Security Basics mailing list archives

RE: 2 NIC's on same network, possible?


From: "David Gillett" <gillettdavid () fhda edu>
Date: Tue, 29 Jul 2003 18:00:06 -0700

  The *effect* of the default route is to match any networks
for which you do not have any other route, but it does this
by matching ALL destinations.  It only fails to match networks
you have another route because it does not get checked for a 
match until all other routes have been considered.
  Routing decisions are made by examining one possibility at 
a time; once a match has been found, the rest of the routes
need not be examined.  So the presence of multiple candidate 
matches doesn't interfere with the process at all.

  Someone else has indicated that some implementations may 
complain about multiple routes to a specific (non-default)
destination network UNLESS they have different weights, but
(a) you weren't that specific, and (b) this simply ensures
that the route table entries always get *ordered* the same 
way.  (In fact, some dynamic route-selection algorithms act 
by modifying the weights of redundant routes to reflect load
distribution -- and that *requires* two or more routes to
exactly the same network.  OSPF, I believe, allows four.)

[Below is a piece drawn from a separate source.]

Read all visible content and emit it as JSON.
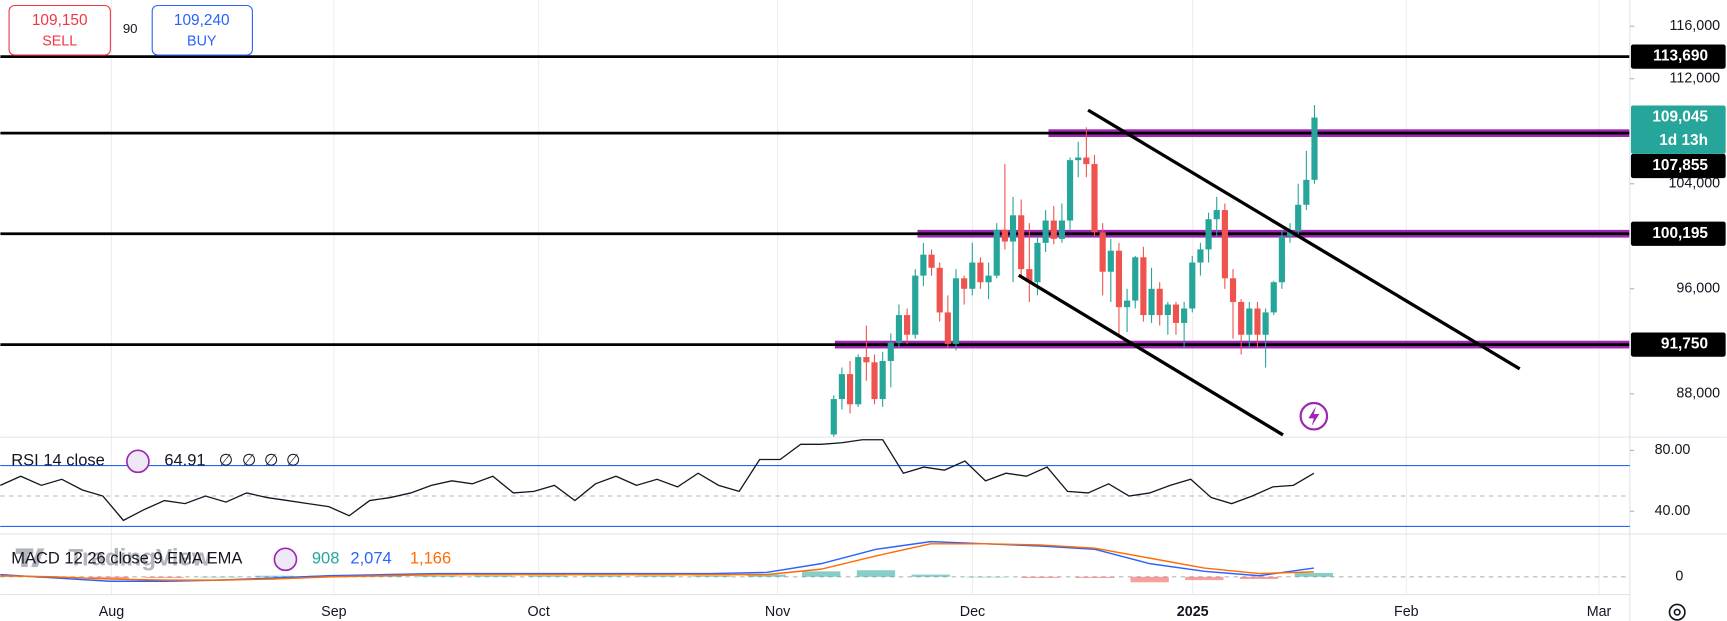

  The example of the default route is only the most common
counter-example which contradicts your assertion.  You most
certainly CAN have multiple routes "pointing towards the
same network".

David Gillett


-----Original Message-----
From: Ansgar Wiechers [mailto:bugtraq () planetcobalt net]
Sent: July 29, 2003 12:33
To: security-basics () securityfocus com
Subject: Re: 2 NIC's on same network, possible?


David,

On 2003-07-29 David Gillett wrote:
Correct. Your machine can't have two routes pointing 
towards the same
network.

If you have a default route, you HAVE two routes pointing towards
every network for which you have an explicit route.  This cannot be
a correct statement without some further qualifiers!

The default route is a fallback which applies to every address/network
you do *not* have an explicit route for. I do not see how this would
qualify as "two routes towards the same network".